And it’s absolutely not hard lace. It’s got yarnovers and some slipping and knitting two together and whatnot, but it’s not complicated. There’s nothing about any of the stitches that is hard.

And yet I keep ending up short stitches at the end of the row.

Usually it seems to be a yarnover that I missed the row before. At least once I managed to drop down a row and add it back in, correctly. At least once I’ve dropped down a row and added something back in, not at all correctly. Twice I ended up short one knit stitch, and I just cast on one extra and called it good. (When I did that twice on the same row of the pattern, I started to wonder, just a little, if maybe the pattern was actually wrong…and then I tried to work out the math of YOs and added stitches, and then I realized that I can’t math and the pattern was completely fine and that I had screwed something up somewhere along the line.)

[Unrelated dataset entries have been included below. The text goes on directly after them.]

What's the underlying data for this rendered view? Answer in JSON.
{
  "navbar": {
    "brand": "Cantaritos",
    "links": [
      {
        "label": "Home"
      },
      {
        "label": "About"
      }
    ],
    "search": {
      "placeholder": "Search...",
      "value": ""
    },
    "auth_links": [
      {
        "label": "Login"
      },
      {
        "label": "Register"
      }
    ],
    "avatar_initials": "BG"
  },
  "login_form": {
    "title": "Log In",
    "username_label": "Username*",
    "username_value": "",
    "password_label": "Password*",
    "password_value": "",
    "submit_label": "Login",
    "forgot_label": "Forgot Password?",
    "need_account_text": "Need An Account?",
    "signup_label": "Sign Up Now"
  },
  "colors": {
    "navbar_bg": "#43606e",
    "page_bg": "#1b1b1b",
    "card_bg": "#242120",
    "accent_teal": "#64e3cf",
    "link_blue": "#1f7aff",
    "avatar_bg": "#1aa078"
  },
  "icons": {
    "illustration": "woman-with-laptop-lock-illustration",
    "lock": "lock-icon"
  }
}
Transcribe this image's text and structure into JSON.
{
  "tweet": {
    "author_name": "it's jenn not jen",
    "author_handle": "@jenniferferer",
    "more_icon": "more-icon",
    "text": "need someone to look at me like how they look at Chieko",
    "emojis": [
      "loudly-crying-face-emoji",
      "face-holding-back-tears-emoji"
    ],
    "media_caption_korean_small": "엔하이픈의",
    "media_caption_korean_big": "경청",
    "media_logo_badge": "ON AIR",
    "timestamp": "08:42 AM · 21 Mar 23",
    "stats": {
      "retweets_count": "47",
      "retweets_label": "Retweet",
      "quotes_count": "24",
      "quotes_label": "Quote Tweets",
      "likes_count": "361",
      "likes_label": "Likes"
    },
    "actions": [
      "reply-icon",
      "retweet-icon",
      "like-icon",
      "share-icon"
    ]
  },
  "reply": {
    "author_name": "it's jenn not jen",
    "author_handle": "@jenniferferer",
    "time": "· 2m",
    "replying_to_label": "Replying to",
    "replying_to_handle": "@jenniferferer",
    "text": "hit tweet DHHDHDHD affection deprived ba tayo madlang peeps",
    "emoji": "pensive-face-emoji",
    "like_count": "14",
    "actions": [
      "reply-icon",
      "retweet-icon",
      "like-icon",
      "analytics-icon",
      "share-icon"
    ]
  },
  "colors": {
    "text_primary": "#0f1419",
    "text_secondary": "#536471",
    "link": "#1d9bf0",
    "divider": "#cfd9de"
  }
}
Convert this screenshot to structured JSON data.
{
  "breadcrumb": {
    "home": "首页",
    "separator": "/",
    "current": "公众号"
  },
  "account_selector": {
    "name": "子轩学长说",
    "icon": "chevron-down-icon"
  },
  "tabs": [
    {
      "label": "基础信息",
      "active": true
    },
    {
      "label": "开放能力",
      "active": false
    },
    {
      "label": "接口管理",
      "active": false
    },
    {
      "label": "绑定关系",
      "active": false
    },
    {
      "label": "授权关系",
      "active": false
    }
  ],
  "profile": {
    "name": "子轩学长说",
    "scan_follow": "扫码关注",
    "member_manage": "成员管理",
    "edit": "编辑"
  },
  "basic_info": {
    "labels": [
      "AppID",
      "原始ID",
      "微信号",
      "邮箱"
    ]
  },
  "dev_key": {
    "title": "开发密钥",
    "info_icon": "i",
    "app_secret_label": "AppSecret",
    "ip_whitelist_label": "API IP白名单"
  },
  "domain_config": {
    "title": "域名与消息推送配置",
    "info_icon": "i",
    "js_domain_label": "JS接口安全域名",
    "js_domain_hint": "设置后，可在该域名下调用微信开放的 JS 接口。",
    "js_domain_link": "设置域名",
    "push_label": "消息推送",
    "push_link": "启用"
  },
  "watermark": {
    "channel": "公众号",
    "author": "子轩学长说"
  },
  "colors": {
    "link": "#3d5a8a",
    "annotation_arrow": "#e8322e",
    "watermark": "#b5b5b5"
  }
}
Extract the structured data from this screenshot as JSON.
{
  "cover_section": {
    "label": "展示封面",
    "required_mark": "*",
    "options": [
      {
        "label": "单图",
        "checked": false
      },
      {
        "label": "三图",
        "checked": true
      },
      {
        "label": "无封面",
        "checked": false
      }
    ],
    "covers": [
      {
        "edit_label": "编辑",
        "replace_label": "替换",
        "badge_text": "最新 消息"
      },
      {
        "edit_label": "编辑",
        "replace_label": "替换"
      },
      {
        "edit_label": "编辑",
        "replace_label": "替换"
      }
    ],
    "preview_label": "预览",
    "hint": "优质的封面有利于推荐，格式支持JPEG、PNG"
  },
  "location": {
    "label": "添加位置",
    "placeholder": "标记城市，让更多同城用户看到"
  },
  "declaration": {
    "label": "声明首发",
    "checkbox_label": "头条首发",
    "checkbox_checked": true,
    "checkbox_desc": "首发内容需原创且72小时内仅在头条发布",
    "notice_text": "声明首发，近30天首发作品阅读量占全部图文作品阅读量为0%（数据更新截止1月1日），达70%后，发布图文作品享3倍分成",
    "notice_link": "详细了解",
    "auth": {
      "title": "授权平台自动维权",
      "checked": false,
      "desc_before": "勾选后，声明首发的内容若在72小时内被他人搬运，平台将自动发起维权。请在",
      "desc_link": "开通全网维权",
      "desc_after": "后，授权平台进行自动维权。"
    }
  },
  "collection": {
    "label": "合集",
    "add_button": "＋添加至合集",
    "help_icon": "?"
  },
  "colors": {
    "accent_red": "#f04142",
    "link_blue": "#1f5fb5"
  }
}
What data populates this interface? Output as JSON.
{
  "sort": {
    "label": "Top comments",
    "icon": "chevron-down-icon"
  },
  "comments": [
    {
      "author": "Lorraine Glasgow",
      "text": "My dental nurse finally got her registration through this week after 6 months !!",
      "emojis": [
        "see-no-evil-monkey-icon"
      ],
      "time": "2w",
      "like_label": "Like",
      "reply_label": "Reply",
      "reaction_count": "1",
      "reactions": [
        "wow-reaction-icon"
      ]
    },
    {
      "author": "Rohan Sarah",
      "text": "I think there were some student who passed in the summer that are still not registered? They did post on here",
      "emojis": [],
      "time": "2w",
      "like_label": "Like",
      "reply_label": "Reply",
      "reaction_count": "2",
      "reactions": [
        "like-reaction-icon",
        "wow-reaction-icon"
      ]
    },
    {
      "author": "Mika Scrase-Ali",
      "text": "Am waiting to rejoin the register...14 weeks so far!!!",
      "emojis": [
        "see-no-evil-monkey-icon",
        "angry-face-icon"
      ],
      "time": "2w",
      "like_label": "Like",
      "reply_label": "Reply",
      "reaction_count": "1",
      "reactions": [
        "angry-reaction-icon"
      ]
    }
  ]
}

I think this is getting better – I’m on the fourth repeat of the pattern, and I’m starting to be able to read the lace. I have figured out for some rows that certain things are supposed to happen in certain places and if they don’t I need to go back and figure out what I did wrong STAT. I think my problem is with the YOs that outline all the pretty little stockinette triangles – they’re not all quite the same YO done at the same time and I can’t keep them straight yet.

But it’s humbling. A sad amount of time spent on this project so far has been spent tinking back – because, of course, I haven’t been using lifelines, because the lace isn’t hard! The pattern is super straightforward! ARGH. (But honestly, I hate lifelines. They’re super practical and functional, but I hate threading them and I hate poking the needles back into the lifeline’s tiny loops. I may have to start using them anyway.)

I think I have to face the fact that what I’m actually reasonably skilled at is not knitting, writ large, but just fixing mistakes in the acres of stockinette to which I usually devote myself.

And also that there will be some wonky bits in the bottom of this sweater. But they’ll block right out, right?